CBS and Paramount sued both Axanar Productions Inc. and its producer, Alec Peters, leaving the door open to add more defendants in the future. CBS and Paramount are looking for statutory damages of $150,000 per copyright infringement, or actual damages, which could cleanly wipe out all the donations made to “Axanar,” and then some.
That has created what one person from the “Continues” production, who asked not to be named, has called “donor fatigue.” Once people donate to a crowdfunding venture, they rarely get refunds, even if the announced project never materializes. And with the fate of “Axanar” a huge question mark leaning toward never being made, some fans who have freely given to such campaigns in the past are being much more cautious.
For this particular campaign, “Continues” set a goal of $350,000, which would finish the seventh episode (started using unexpected leftover money from a previous campaign), and adding three more standard-length episodes. Plus, it would pay for rent of the permanent studios of “Continues,” which Mignogna maintains in a far more cost-effective studio in Georgia.
Past campaigns have met the goal in a matter of days, Mignogna said. This one, however, is just a few weeks away from ending, and as of late Friday night, just under $108,000 has been raised.
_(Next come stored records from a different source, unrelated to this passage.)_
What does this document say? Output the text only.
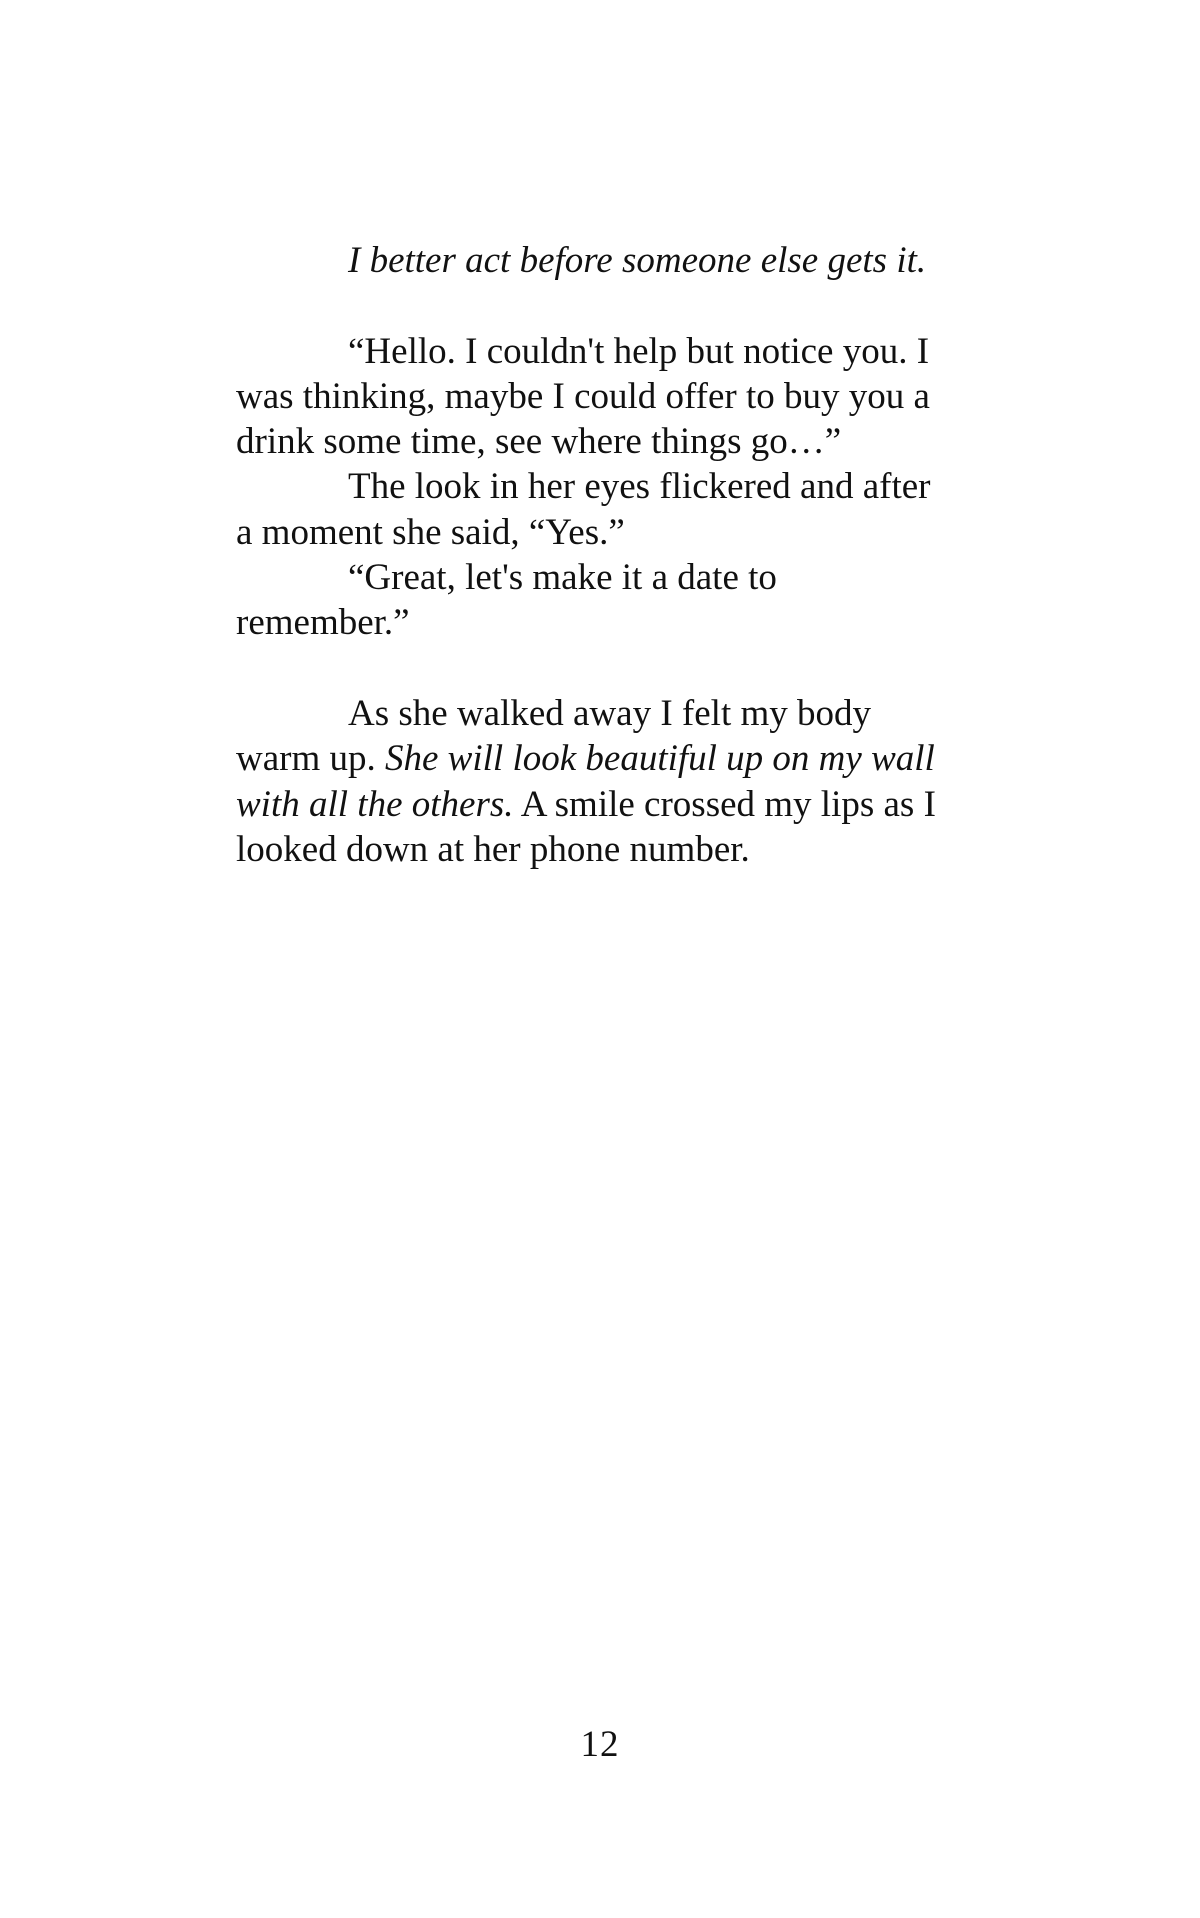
I better act before someone else gets it.

“Hello. I couldn't help but notice you. I was thinking, maybe I could offer to buy you a drink some time, see where things go…”

The look in her eyes flickered and after a moment she said, “Yes.”

“Great, let's make it a date to remember.”

As she walked away I felt my body warm up. She will look beautiful up on my wall with all the others. A smile crossed my lips as I looked down at her phone number.

12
“We’ll shoot eight, or eight and nine,” Mignogna said of the three episodes that are in pre-production. “We’ll shoot three episodes, one episode, whatever the fans want us to do. We’re going to do what the fans help us do.”
Unlike other crowdfunding platforms, Indiegogo offers a “flexible funding” option that will turn over pledged donations to “Continues” even if the goal has not been met. However, such a function would come with a higher service fee charged by Indiegogo, lowering the potential take even more.
Based on figures Mignogna provided to 1701News last month, the current raised amount should be able to cover the cost of one episode and pay for most of the upcoming year’s rent on the facilities. But it’s likely Mignogna and his crew would finish the seventh episode first, and maybe work halfway through the eighth before quitting if no significant money comes in.
The campaign has had nearly 1,300 backers so far, averaging a donation of just under $84.
Remember, however, that crowdfunding is not the same as an investment. Money provided is, in fact, a donation (and is tax-deductible for “Continues,” since they are now a registered non-profit), but it does not create any financial returns. Crowdfunding projects typically offer incentives for donations, but there are no guarantees that any crowdfunding project will be completed as announced.